Zudem sind sich die Forscher sicher: Ähnliche Faktoren sind auch für den Haarausfall bei Frauen verantwortlich. Allerdings spielt hier das weibliche Sexualhormon Östrogen eine entscheidende Rolle. Weshalb beim Haarausfall nur der Kopf, aber nicht die Körperhaare betroffen sind, ist noch unbekannt. Erst wenn die Forscher das Wechselspiel zwischen Genen und Hormonen endgültig geknackt haben, können tiefgreifende Therapien entwickelt werden. Das aber kann noch einige Zeit dauern
Welche Therapien helfen
Was aber hilft dann bei erblichem Haarausfall? Schließlich machen Pharma- und Kosmetikindustrie Milliardenumsätze mit vermeintlich wachstumsfördernden Mitteln. Felix Brockschmidt: "Es gibt zwei Medikamente, die in der Therapie gegen den Haarausfall eingesetzt werden, Das ist Minoxidil und Finasterid. Beide Medikamente schaffen es, weiteren Haarausfall zu verhindern, sind aber nicht in der Lage, einmal verloren gegangenes Haar zu ersetzen. Entscheidend für eine erfolgreiche Therapie ist, dass das Medikament dauerhaft eingenommen wird, nur so kann weiterer Haarsausfall verhindert werden!"

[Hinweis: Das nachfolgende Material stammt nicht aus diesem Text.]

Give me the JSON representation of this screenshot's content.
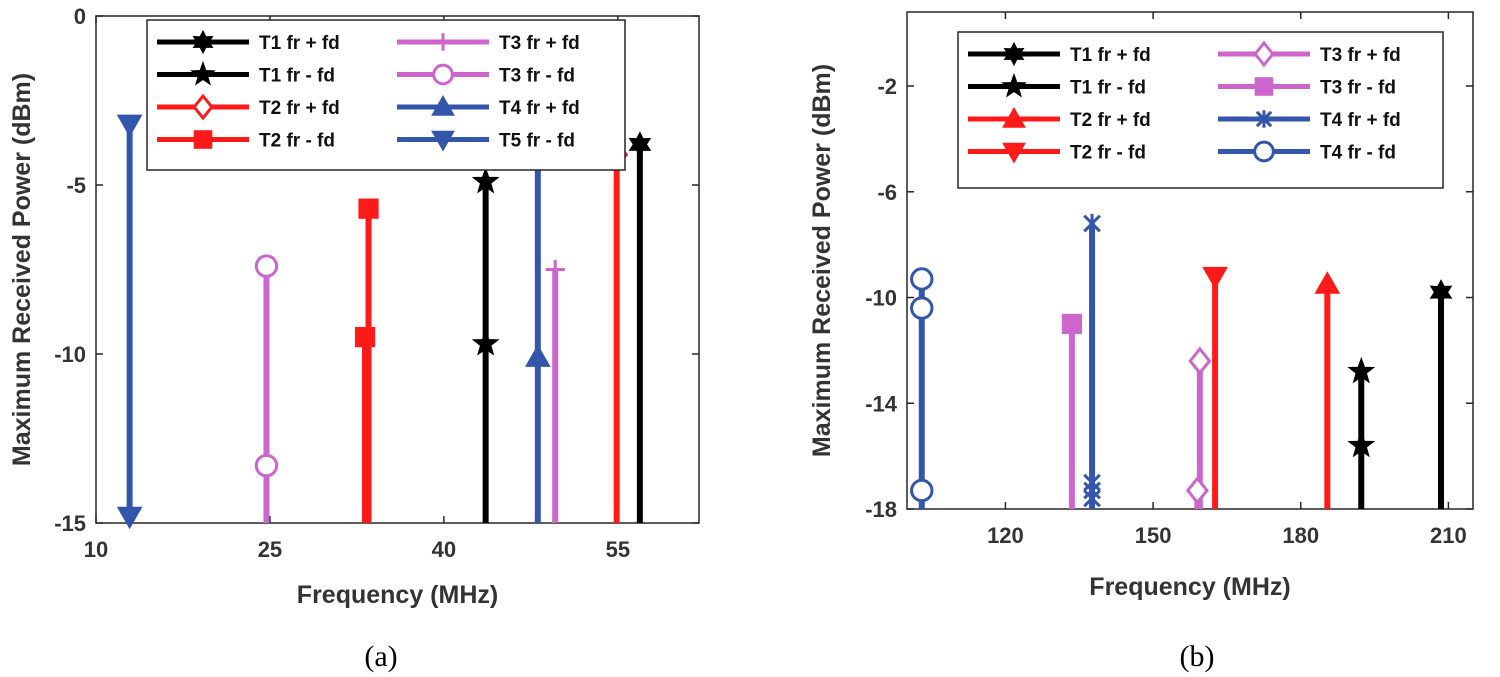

Bei Simon M. haben die Untersuchungen gezeigt, dass er nicht unter Mangelerscheinungen leidet. Der Trichoscanner wertet aus, welche Haarwurzeln noch aktiv sind, wo also Haare wachsen und wo nicht. Die Ergebnisse sind ernüchternd. Hautärztin Susanne Greve: "Unsere Ergebnisse zeigen hier, dass sich tatsächlich zu viele Haare in der Ausfallphase befinden. Zusammen mit den Blutergebnissen und der Familienanamnese kann man eigentlich ziemlich sicher sagen, dass es sich hier um einen genetischen Haarausfall handelt."
Mit diesem Ergebnis hat Simon M. schon gerechnet. Von Susanne Greve lässt er sich Haarwasser-Extrakte und Medikamente zeigen, die tatsächlich wirken. Allerdings sind die Tabletten rezeptpflichtig und werden von der Krankenkasse nicht bezahlt. 40 Euro kosten die Therapien pro Monat und sie können auch Nebenwirkungen haben. Eine weitere Möglichkeit: Die Haartransplantation. Doch sie ist sehr teuer -der Erfolg nicht 100prozentig sicher. Simon M. will sich noch Zeit lassen. Denn auch wenn es möglich sein sollte, Haarausfall mit medizinischen Mitteln zu bremsen – fraglich bleibt, ob es sich lohnt, dafür lebenslang Medikamente zu nehmen. Oder es nicht besser ist, sich dem natürlichen Lauf der Dinge zu ergeben.